Beşiktaş’ta Abdullah Avcı ile birlikte yeni bir anlayışa geçilecek. Bu değişim, basın toplantılarında dile getirilse de satır aralarında kayboldu. Sessiz sedasız ‘Futbol Direktörlüğü’ne geçildi. Bu uygulama Önder Özen ile denenmiş ama sonu getirilememişti. Geçen sezonlarda idari menajer olan Ali Naibi, yeni Beşiktaş Futbol Direktörü oldu. Naibi, kulüp içinde tecrübe edilmiş bilgiye sahip bir profesyonel olarak, doğru bir seçim.

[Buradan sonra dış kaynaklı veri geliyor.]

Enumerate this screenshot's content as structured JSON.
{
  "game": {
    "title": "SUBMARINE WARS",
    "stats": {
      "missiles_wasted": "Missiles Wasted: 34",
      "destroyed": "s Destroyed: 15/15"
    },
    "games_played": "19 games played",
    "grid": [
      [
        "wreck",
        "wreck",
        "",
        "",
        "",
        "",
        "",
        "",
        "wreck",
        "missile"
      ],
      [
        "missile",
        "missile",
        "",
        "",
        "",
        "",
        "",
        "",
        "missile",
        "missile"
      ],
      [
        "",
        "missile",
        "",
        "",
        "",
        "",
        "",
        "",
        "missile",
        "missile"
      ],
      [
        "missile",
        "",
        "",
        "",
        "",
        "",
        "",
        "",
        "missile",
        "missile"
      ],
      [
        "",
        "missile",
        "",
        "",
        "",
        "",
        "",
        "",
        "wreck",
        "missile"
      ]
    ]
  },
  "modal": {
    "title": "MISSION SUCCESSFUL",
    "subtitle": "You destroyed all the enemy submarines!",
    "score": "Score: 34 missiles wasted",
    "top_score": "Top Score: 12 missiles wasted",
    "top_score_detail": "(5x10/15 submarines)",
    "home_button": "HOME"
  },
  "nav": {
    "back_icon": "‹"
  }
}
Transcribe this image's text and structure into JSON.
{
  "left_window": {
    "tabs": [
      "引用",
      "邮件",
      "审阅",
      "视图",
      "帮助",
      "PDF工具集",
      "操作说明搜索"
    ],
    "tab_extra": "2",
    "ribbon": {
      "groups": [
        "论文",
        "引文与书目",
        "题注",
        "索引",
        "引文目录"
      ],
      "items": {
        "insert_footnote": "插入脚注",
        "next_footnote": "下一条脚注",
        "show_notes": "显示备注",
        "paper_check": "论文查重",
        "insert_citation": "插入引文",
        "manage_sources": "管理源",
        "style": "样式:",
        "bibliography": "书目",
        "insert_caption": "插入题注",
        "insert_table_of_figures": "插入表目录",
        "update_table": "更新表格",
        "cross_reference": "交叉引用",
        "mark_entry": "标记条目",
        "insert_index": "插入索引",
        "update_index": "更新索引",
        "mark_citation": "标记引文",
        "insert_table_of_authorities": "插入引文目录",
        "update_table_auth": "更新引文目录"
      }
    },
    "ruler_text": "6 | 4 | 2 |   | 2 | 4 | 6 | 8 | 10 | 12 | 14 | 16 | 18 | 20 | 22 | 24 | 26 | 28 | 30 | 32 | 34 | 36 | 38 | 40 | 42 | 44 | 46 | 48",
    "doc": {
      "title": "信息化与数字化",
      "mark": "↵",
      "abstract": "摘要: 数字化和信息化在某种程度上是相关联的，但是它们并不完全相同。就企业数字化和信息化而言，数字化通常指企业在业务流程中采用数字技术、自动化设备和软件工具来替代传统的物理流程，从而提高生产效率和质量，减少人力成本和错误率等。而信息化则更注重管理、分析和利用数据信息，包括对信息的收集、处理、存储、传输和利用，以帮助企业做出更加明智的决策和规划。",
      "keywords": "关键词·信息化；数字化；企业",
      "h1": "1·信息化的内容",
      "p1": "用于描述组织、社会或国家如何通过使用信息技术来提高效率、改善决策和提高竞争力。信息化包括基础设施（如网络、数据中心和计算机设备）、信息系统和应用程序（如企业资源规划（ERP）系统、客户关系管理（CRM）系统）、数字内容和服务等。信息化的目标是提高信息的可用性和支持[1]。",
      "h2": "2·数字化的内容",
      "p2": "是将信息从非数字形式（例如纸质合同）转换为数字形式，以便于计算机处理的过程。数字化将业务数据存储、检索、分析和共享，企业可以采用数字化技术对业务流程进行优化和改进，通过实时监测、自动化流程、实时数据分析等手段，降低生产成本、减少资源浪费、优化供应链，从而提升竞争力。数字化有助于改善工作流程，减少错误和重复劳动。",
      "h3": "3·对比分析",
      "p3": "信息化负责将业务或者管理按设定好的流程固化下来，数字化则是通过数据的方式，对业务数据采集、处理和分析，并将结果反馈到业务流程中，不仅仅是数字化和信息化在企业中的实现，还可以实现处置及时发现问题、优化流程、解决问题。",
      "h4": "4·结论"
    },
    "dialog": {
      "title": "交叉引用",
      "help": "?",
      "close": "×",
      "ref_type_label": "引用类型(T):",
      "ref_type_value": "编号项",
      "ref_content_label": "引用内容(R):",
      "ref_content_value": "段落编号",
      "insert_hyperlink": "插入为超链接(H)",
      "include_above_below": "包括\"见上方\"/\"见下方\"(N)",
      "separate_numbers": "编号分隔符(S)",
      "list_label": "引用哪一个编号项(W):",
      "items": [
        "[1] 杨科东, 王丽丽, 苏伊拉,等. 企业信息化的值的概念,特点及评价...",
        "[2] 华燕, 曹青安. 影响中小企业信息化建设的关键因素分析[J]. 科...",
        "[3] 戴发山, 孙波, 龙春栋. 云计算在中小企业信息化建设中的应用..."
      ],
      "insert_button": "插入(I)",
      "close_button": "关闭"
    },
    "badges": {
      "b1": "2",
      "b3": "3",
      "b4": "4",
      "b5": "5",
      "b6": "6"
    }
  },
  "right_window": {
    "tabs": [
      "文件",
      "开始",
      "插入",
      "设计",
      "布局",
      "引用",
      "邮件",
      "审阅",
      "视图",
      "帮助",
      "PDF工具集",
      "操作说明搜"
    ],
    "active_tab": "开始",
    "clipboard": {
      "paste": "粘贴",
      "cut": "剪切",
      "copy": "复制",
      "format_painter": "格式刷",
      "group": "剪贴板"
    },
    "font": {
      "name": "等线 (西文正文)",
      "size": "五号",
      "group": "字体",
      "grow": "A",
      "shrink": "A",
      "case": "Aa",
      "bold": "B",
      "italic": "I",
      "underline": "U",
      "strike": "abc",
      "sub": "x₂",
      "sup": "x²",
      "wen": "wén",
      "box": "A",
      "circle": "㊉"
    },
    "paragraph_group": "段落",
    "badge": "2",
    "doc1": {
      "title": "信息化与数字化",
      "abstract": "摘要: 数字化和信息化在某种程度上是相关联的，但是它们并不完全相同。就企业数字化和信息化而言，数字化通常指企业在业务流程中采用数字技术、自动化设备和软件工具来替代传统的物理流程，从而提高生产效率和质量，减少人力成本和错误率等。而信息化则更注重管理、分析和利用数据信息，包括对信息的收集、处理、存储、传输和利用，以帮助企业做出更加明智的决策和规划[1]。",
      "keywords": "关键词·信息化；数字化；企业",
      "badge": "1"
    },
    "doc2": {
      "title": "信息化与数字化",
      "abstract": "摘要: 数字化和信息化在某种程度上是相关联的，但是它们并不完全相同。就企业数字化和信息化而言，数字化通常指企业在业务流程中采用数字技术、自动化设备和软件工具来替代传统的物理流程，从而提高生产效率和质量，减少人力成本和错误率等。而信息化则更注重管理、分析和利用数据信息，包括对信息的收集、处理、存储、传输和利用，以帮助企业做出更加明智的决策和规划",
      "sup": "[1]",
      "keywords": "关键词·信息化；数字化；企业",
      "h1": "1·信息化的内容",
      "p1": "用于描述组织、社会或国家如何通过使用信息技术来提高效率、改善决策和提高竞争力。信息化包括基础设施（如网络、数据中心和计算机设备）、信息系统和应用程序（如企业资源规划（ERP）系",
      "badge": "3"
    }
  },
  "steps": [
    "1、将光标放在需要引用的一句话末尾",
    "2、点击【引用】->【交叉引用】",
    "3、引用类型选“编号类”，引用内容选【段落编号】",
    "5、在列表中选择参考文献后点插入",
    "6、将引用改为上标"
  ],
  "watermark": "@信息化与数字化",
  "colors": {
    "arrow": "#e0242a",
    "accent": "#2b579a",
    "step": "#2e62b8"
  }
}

Ümraniye tesislerinde şu sıralar bir inşaat var. Futbol Direktörlüğü için ayrı bir bölüm inşa ediliyor. Ama yönetim Naibi’ye binadan önce gerçek manada yetki vermeli ve çizilen sınırlara harfiyen riayet etmeli. Yoksa bu proje de doğmadan ölür.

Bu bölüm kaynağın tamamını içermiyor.